13. Februar 2026 um 05:02

À écouter certains discours et à parcourir certaines études, la dette serait une sentence. Un couperet suspendu au-dessus de nos têtes. Une mécanique implacable qui condamnerait les nations à l’austérité éternelle, aux sacrifices sociaux et au déclassement. À chaque publication d’un ratio, à chaque décimale supplémentaire, le même réflexe : l’alarme, la panique, l’appel aux coupes budgétaires.

Pourtant, l’histoire économique enseigne l’inverse. Les pays ne s’effondrent pas parce qu’ils sont endettés. Ils s’affaiblissent lorsqu’ils cessent d’investir, lorsqu’ils renoncent à croître, lorsqu’ils se laissent gouverner par la peur plutôt que par la stratégie.

La dette n’a jamais été une apocalypse. Elle est un outil. Et c’est la manière dont on la manie qui décide du destin d’une économie. Dans le contexte tunisien, cette nuance est décisive.

 

La grande confusion : comparer l’État à un ménage

Le débat public est souvent piégé par une analogie trompeuse : celle du « bon père de famille ». L’État devrait, dit-on, gérer ses finances comme un foyer, ne pas vivre au-dessus de ses moyens, rembourser ses dettes au plus vite. Mais un État n’est pas un ménage.

Un ménage rembourse une fois pour toutes. Un État refinance en permanence. Il étale ses échéances, émet de nouvelles obligations, rééchelonne ses maturités, s’appuie sur la durée. La dette publique est un flux continu, pas une facture à solder demain matin.

Ce qui importe réellement n’est pas le montant brut de la dette, mais sa soutenabilité : le coût des intérêts, la confiance des prêteurs, et surtout la capacité de l’économie à générer de la richesse.

Autrement dit, la question centrale n’est pas « combien devons-nous ? » mais « combien produisons-nous ? » C’est là que tout se joue.

 

Le débat public est souvent piégé par une analogie trompeuse : celle du « bon père de famille ». L’État devrait, dit-on, gérer ses finances comme un foyer, ne pas vivre au-dessus de ses moyens, rembourser ses dettes au plus vite.
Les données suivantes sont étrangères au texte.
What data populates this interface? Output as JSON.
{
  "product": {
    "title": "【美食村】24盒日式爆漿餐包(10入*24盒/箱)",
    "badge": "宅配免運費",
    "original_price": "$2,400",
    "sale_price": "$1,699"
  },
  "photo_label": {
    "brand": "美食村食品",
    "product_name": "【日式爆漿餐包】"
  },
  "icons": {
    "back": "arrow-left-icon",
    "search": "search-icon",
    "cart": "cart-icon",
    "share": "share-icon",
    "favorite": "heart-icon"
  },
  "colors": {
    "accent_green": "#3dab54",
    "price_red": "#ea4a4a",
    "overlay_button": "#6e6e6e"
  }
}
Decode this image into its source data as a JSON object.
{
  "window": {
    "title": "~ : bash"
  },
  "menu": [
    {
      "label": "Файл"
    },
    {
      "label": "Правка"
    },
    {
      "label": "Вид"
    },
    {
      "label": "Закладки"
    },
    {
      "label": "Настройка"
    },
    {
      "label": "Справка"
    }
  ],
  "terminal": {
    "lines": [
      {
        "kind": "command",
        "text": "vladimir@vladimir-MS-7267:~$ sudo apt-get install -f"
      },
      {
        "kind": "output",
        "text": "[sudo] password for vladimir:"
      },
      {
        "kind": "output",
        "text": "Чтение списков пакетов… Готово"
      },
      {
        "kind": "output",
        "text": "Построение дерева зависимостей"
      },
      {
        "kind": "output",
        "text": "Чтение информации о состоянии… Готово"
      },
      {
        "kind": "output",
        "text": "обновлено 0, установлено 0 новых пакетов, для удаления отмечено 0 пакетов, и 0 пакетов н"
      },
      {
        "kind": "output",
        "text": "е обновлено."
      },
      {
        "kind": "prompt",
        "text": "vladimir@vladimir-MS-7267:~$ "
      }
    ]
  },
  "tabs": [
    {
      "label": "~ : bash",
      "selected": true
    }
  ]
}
Mais un État n’est pas un ménage.

 

Les leçons de l’histoire : on s’endette pour construire, pas pour sombrer

Les grandes puissances économiques n’ont jamais grandi sans dette. Elles se sont endettées pour se reconstruire après les guerres, pour industrialiser, pour bâtir des réseaux ferroviaires, des systèmes éducatifs, des hôpitaux, des infrastructures énergétiques.

La dette a financé l’État-providence européen. Elle a permis les Trente Glorieuses. Elle a soutenu le miracle japonais malgré des ratios vertigineux. Elle accompagne encore aujourd’hui les États-Unis et la plupart des économies avancées.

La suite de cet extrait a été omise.